Answer
$a.\quad f(x)=2$
$\mathrm{Domain:}\quad (-\infty,\infty)$
$\mathrm{Range:}\quad \{2\}$
$b.\quad g(x)=x^2+1$
$\mathrm{Domain:}\quad (-\infty,\infty)$
$\mathrm{Range:}\quad [1,\infty)$
$c.\quad \frac{f}{g}=\frac{2}{x^2+1}$
$\mathrm{Domain:}\quad (-\infty,\infty)$
$\mathrm{Range:}\quad (0,2]$
$d.\frac{g}{f}=\frac{x^2+1}{2}$
$\mathrm{Domain:}\quad (-\infty,\infty)$
$\mathrm{Range:}\quad [\frac{1}{2},\infty)$
Work Step by Step
$a.\quad f(x)=2$
There is no restriction for $\ x\ $ , so the domain consists of real numbers.

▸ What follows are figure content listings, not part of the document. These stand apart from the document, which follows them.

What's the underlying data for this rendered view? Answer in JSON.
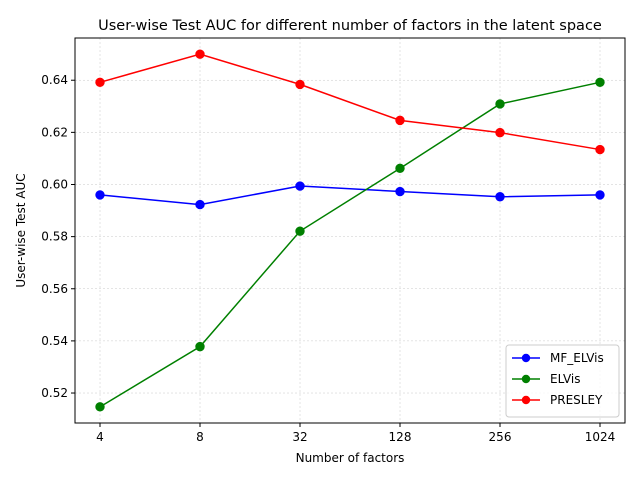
{
  "chart_data": {
    "type": "line",
    "title": "User-wise Test AUC for different number of factors in the latent space",
    "xlabel": "Number of factors",
    "ylabel": "User-wise Test AUC",
    "categories": [
      "4",
      "8",
      "32",
      "128",
      "256",
      "1024"
    ],
    "ylim": [
      0.5085,
      0.6562
    ],
    "yticks": [
      0.52,
      0.54,
      0.56,
      0.58,
      0.6,
      0.62,
      0.64
    ],
    "ytick_labels": [
      "0.52",
      "0.54",
      "0.56",
      "0.58",
      "0.60",
      "0.62",
      "0.64"
    ],
    "grid": true,
    "legend_position": "lower-right",
    "marker": "circle",
    "series": [
      {
        "name": "MF_ELVis",
        "color": "#0000ff",
        "values": [
          0.596,
          0.5923,
          0.5994,
          0.5973,
          0.5953,
          0.596
        ]
      },
      {
        "name": "ELVis",
        "color": "#008000",
        "values": [
          0.5147,
          0.5378,
          0.5821,
          0.6062,
          0.6309,
          0.6392
        ]
      },
      {
        "name": "PRESLEY",
        "color": "#ff0000",
        "values": [
          0.6392,
          0.65,
          0.6384,
          0.6246,
          0.6199,
          0.6134
        ]
      }
    ]
  }
}
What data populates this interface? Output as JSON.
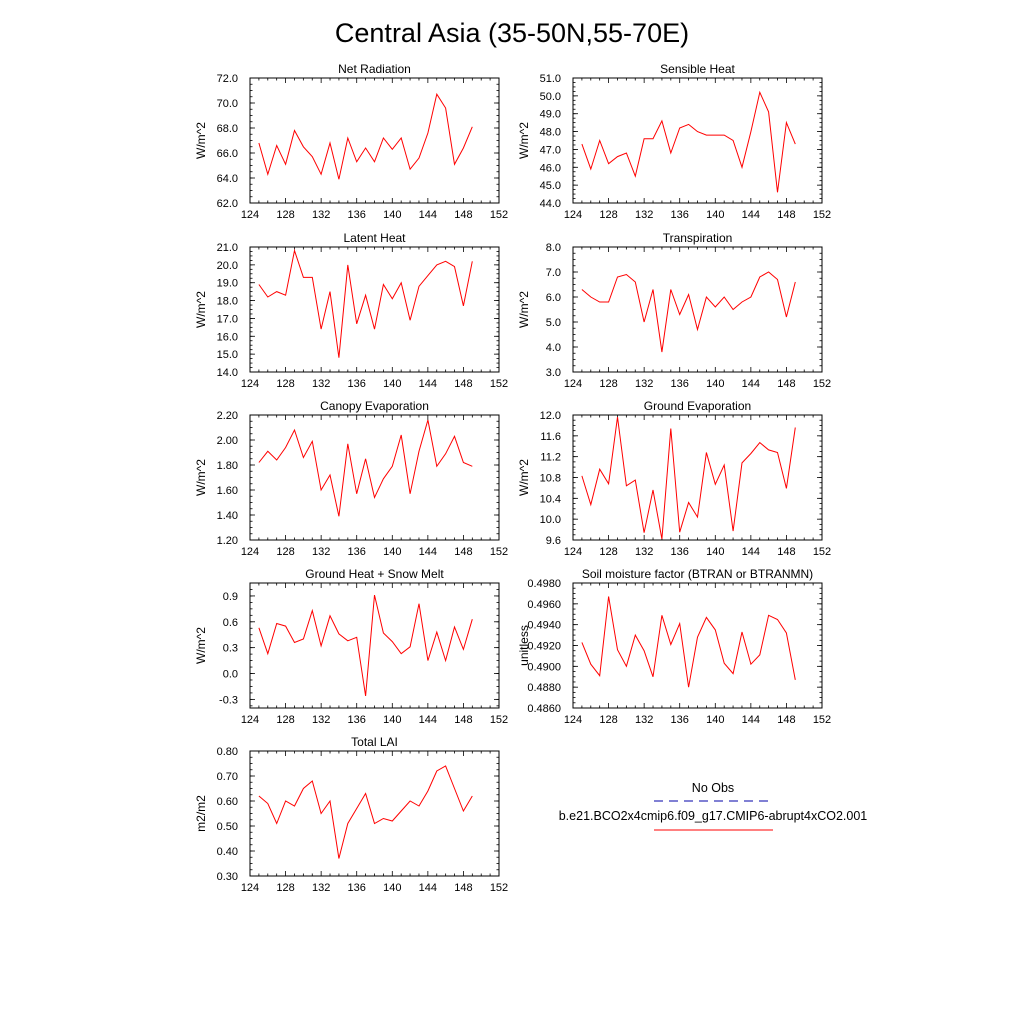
{
  "figure": {
    "title": "Central Asia (35-50N,55-70E)"
  },
  "chart_data": [
    {
      "type": "line",
      "title": "Net Radiation",
      "ylabel": "W/m^2",
      "xlim": [
        124,
        152
      ],
      "ylim": [
        62,
        72
      ],
      "xticks": [
        "124",
        "128",
        "132",
        "136",
        "140",
        "144",
        "148",
        "152"
      ],
      "yticks": [
        "62.0",
        "64.0",
        "66.0",
        "68.0",
        "70.0",
        "72.0"
      ],
      "series": [
        {
          "color": "#ff0000",
          "x": [
            125,
            126,
            127,
            128,
            129,
            130,
            131,
            132,
            133,
            134,
            135,
            136,
            137,
            138,
            139,
            140,
            141,
            142,
            143,
            144,
            145,
            146,
            147,
            148,
            149
          ],
          "y": [
            66.8,
            64.3,
            66.6,
            65.1,
            67.8,
            66.5,
            65.7,
            64.3,
            66.8,
            63.9,
            67.2,
            65.3,
            66.4,
            65.3,
            67.2,
            66.3,
            67.2,
            64.7,
            65.6,
            67.6,
            70.7,
            69.6,
            65.1,
            66.4,
            68.1
          ]
        }
      ]
    },
    {
      "type": "line",
      "title": "Sensible Heat",
      "ylabel": "W/m^2",
      "xlim": [
        124,
        152
      ],
      "ylim": [
        44,
        51
      ],
      "xticks": [
        "124",
        "128",
        "132",
        "136",
        "140",
        "144",
        "148",
        "152"
      ],
      "yticks": [
        "44.0",
        "45.0",
        "46.0",
        "47.0",
        "48.0",
        "49.0",
        "50.0",
        "51.0"
      ],
      "series": [
        {
          "color": "#ff0000",
          "x": [
            125,
            126,
            127,
            128,
            129,
            130,
            131,
            132,
            133,
            134,
            135,
            136,
            137,
            138,
            139,
            140,
            141,
            142,
            143,
            144,
            145,
            146,
            147,
            148,
            149
          ],
          "y": [
            47.3,
            45.9,
            47.5,
            46.2,
            46.6,
            46.8,
            45.5,
            47.6,
            47.6,
            48.6,
            46.8,
            48.2,
            48.4,
            48.0,
            47.8,
            47.8,
            47.8,
            47.5,
            46.0,
            48.0,
            50.2,
            49.1,
            44.6,
            48.5,
            47.3
          ]
        }
      ]
    },
    {
      "type": "line",
      "title": "Latent Heat",
      "ylabel": "W/m^2",
      "xlim": [
        124,
        152
      ],
      "ylim": [
        14,
        21
      ],
      "xticks": [
        "124",
        "128",
        "132",
        "136",
        "140",
        "144",
        "148",
        "152"
      ],
      "yticks": [
        "14.0",
        "15.0",
        "16.0",
        "17.0",
        "18.0",
        "19.0",
        "20.0",
        "21.0"
      ],
      "series": [
        {
          "color": "#ff0000",
          "x": [
            125,
            126,
            127,
            128,
            129,
            130,
            131,
            132,
            133,
            134,
            135,
            136,
            137,
            138,
            139,
            140,
            141,
            142,
            143,
            144,
            145,
            146,
            147,
            148,
            149
          ],
          "y": [
            18.9,
            18.2,
            18.5,
            18.3,
            20.8,
            19.3,
            19.3,
            16.4,
            18.5,
            14.8,
            20.0,
            16.7,
            18.3,
            16.4,
            18.9,
            18.1,
            19.0,
            16.9,
            18.8,
            19.4,
            20.0,
            20.2,
            19.9,
            17.7,
            20.2
          ]
        }
      ]
    },
    {
      "type": "line",
      "title": "Transpiration",
      "ylabel": "W/m^2",
      "xlim": [
        124,
        152
      ],
      "ylim": [
        3,
        8
      ],
      "xticks": [
        "124",
        "128",
        "132",
        "136",
        "140",
        "144",
        "148",
        "152"
      ],
      "yticks": [
        "3.0",
        "4.0",
        "5.0",
        "6.0",
        "7.0",
        "8.0"
      ],
      "series": [
        {
          "color": "#ff0000",
          "x": [
            125,
            126,
            127,
            128,
            129,
            130,
            131,
            132,
            133,
            134,
            135,
            136,
            137,
            138,
            139,
            140,
            141,
            142,
            143,
            144,
            145,
            146,
            147,
            148,
            149
          ],
          "y": [
            6.3,
            6.0,
            5.8,
            5.8,
            6.8,
            6.9,
            6.6,
            5.0,
            6.3,
            3.8,
            6.3,
            5.3,
            6.1,
            4.7,
            6.0,
            5.6,
            6.0,
            5.5,
            5.8,
            6.0,
            6.8,
            7.0,
            6.7,
            5.2,
            6.6
          ]
        }
      ]
    },
    {
      "type": "line",
      "title": "Canopy Evaporation",
      "ylabel": "W/m^2",
      "xlim": [
        124,
        152
      ],
      "ylim": [
        1.2,
        2.2
      ],
      "xticks": [
        "124",
        "128",
        "132",
        "136",
        "140",
        "144",
        "148",
        "152"
      ],
      "yticks": [
        "1.20",
        "1.40",
        "1.60",
        "1.80",
        "2.00",
        "2.20"
      ],
      "series": [
        {
          "color": "#ff0000",
          "x": [
            125,
            126,
            127,
            128,
            129,
            130,
            131,
            132,
            133,
            134,
            135,
            136,
            137,
            138,
            139,
            140,
            141,
            142,
            143,
            144,
            145,
            146,
            147,
            148,
            149
          ],
          "y": [
            1.82,
            1.91,
            1.84,
            1.94,
            2.08,
            1.86,
            1.99,
            1.6,
            1.72,
            1.39,
            1.97,
            1.57,
            1.85,
            1.54,
            1.69,
            1.79,
            2.04,
            1.57,
            1.91,
            2.16,
            1.79,
            1.89,
            2.03,
            1.82,
            1.79
          ]
        }
      ]
    },
    {
      "type": "line",
      "title": "Ground Evaporation",
      "ylabel": "W/m^2",
      "xlim": [
        124,
        152
      ],
      "ylim": [
        9.6,
        12.0
      ],
      "xticks": [
        "124",
        "128",
        "132",
        "136",
        "140",
        "144",
        "148",
        "152"
      ],
      "yticks": [
        "9.6",
        "10.0",
        "10.4",
        "10.8",
        "11.2",
        "11.6",
        "12.0"
      ],
      "series": [
        {
          "color": "#ff0000",
          "x": [
            125,
            126,
            127,
            128,
            129,
            130,
            131,
            132,
            133,
            134,
            135,
            136,
            137,
            138,
            139,
            140,
            141,
            142,
            143,
            144,
            145,
            146,
            147,
            148,
            149
          ],
          "y": [
            10.83,
            10.28,
            10.96,
            10.68,
            11.96,
            10.64,
            10.75,
            9.74,
            10.56,
            9.62,
            11.74,
            9.75,
            10.32,
            10.04,
            11.28,
            10.67,
            11.04,
            9.77,
            11.08,
            11.26,
            11.47,
            11.33,
            11.28,
            10.59,
            11.76
          ]
        }
      ]
    },
    {
      "type": "line",
      "title": "Ground Heat + Snow Melt",
      "ylabel": "W/m^2",
      "xlim": [
        124,
        152
      ],
      "ylim": [
        -0.4,
        1.05
      ],
      "xticks": [
        "124",
        "128",
        "132",
        "136",
        "140",
        "144",
        "148",
        "152"
      ],
      "yticks": [
        "-0.3",
        "0.0",
        "0.3",
        "0.6",
        "0.9"
      ],
      "ytick_values": [
        -0.3,
        0.0,
        0.3,
        0.6,
        0.9
      ],
      "series": [
        {
          "color": "#ff0000",
          "x": [
            125,
            126,
            127,
            128,
            129,
            130,
            131,
            132,
            133,
            134,
            135,
            136,
            137,
            138,
            139,
            140,
            141,
            142,
            143,
            144,
            145,
            146,
            147,
            148,
            149
          ],
          "y": [
            0.53,
            0.23,
            0.58,
            0.55,
            0.36,
            0.4,
            0.73,
            0.32,
            0.67,
            0.46,
            0.38,
            0.42,
            -0.26,
            0.91,
            0.47,
            0.37,
            0.23,
            0.31,
            0.81,
            0.15,
            0.48,
            0.15,
            0.54,
            0.28,
            0.63
          ]
        }
      ]
    },
    {
      "type": "line",
      "title": "Soil moisture factor (BTRAN or BTRANMN)",
      "ylabel": "unitless",
      "xlim": [
        124,
        152
      ],
      "ylim": [
        0.486,
        0.498
      ],
      "xticks": [
        "124",
        "128",
        "132",
        "136",
        "140",
        "144",
        "148",
        "152"
      ],
      "yticks": [
        "0.4860",
        "0.4880",
        "0.4900",
        "0.4920",
        "0.4940",
        "0.4960",
        "0.4980"
      ],
      "series": [
        {
          "color": "#ff0000",
          "x": [
            125,
            126,
            127,
            128,
            129,
            130,
            131,
            132,
            133,
            134,
            135,
            136,
            137,
            138,
            139,
            140,
            141,
            142,
            143,
            144,
            145,
            146,
            147,
            148,
            149
          ],
          "y": [
            0.4923,
            0.4902,
            0.4891,
            0.4967,
            0.4916,
            0.49,
            0.493,
            0.4915,
            0.489,
            0.4949,
            0.4921,
            0.4941,
            0.488,
            0.4928,
            0.4947,
            0.4935,
            0.4903,
            0.4893,
            0.4933,
            0.4902,
            0.4911,
            0.4949,
            0.4945,
            0.4932,
            0.4887
          ]
        }
      ]
    },
    {
      "type": "line",
      "title": "Total LAI",
      "ylabel": "m2/m2",
      "xlim": [
        124,
        152
      ],
      "ylim": [
        0.3,
        0.8
      ],
      "xticks": [
        "124",
        "128",
        "132",
        "136",
        "140",
        "144",
        "148",
        "152"
      ],
      "yticks": [
        "0.30",
        "0.40",
        "0.50",
        "0.60",
        "0.70",
        "0.80"
      ],
      "series": [
        {
          "color": "#ff0000",
          "x": [
            125,
            126,
            127,
            128,
            129,
            130,
            131,
            132,
            133,
            134,
            135,
            136,
            137,
            138,
            139,
            140,
            141,
            142,
            143,
            144,
            145,
            146,
            147,
            148,
            149
          ],
          "y": [
            0.62,
            0.59,
            0.51,
            0.6,
            0.58,
            0.65,
            0.68,
            0.55,
            0.6,
            0.37,
            0.51,
            0.57,
            0.63,
            0.51,
            0.53,
            0.52,
            0.56,
            0.6,
            0.58,
            0.64,
            0.72,
            0.74,
            0.65,
            0.56,
            0.62
          ]
        }
      ]
    }
  ],
  "legend": {
    "entries": [
      {
        "label": "No Obs",
        "color": "#0000aa",
        "style": "dashed"
      },
      {
        "label": "b.e21.BCO2x4cmip6.f09_g17.CMIP6-abrupt4xCO2.001",
        "color": "#ff0000",
        "style": "solid"
      }
    ]
  }
}
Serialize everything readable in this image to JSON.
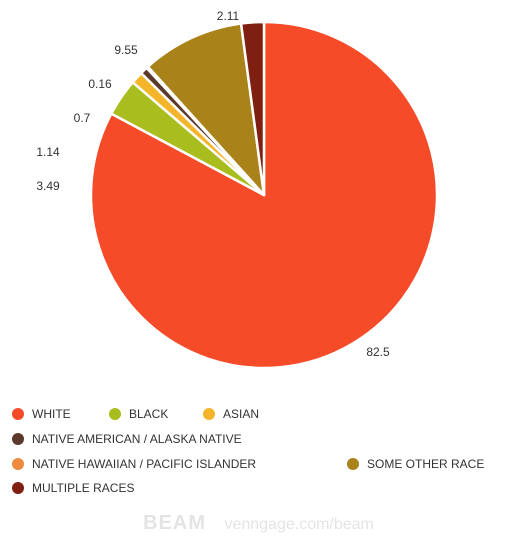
{
  "chart_data": {
    "type": "pie",
    "title": "",
    "slices": [
      {
        "label": "WHITE",
        "value": 82.5,
        "value_label": "82.5",
        "color": "#F54B28"
      },
      {
        "label": "BLACK",
        "value": 3.49,
        "value_label": "3.49",
        "color": "#A9BD1F"
      },
      {
        "label": "ASIAN",
        "value": 1.14,
        "value_label": "1.14",
        "color": "#F5B52A"
      },
      {
        "label": "NATIVE AMERICAN / ALASKA NATIVE",
        "value": 0.7,
        "value_label": "0.7",
        "color": "#5B3A2B"
      },
      {
        "label": "NATIVE HAWAIIAN / PACIFIC ISLANDER",
        "value": 0.16,
        "value_label": "0.16",
        "color": "#EE8A3C"
      },
      {
        "label": "SOME OTHER RACE",
        "value": 9.55,
        "value_label": "9.55",
        "color": "#A9821A"
      },
      {
        "label": "MULTIPLE RACES",
        "value": 2.11,
        "value_label": "2.11",
        "color": "#7F1F12"
      }
    ],
    "legend_position": "bottom",
    "start_angle_degrees": 0,
    "direction": "clockwise"
  },
  "legend": {
    "items": [
      {
        "label": "WHITE",
        "color": "#F54B28"
      },
      {
        "label": "BLACK",
        "color": "#A9BD1F"
      },
      {
        "label": "ASIAN",
        "color": "#F5B52A"
      },
      {
        "label": "NATIVE AMERICAN / ALASKA NATIVE",
        "color": "#5B3A2B"
      },
      {
        "label": "NATIVE HAWAIIAN / PACIFIC ISLANDER",
        "color": "#EE8A3C"
      },
      {
        "label": "SOME OTHER RACE",
        "color": "#A9821A"
      },
      {
        "label": "MULTIPLE RACES",
        "color": "#7F1F12"
      }
    ]
  },
  "footer": {
    "logo": "BEAM",
    "text": "venngage.com/beam"
  }
}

For any value of $\ x\ $, the result will always be $\ 2.\ $ So the range would be $\ {2}.$
$b.\quad g(x)=x^2+1$
The domain of polynomial function is real numbers.
Since, $\ x^2\ $ will always yield a positive result, $\ x\ge0\ $ shows that the range will be $\ [1,\infty).$
$c.\quad \frac{f}{g}=\frac{2}{x^2+1}$
The denominator of the rational function must not be equal to zero. Since the denominator of this combined function is always positive, there would be no restriction for $\ x.$
The maximum value this function can get is when $\ x=0\ $ which will give us $\ \frac{f}{g}=2.\ $ And when we increase or decrease the value of $\ x\ $, the value of fraction would become smaller.
$d.\quad \frac{g}{f}=\frac{x^2+1}{2}$
The domain would be the same as for the function in part $\ b.\ $
For the range, the output of the function in part $\ b\ $, is being divided by $\ 2\ $ so the range would be $\ [\frac{1}{2},\infty).$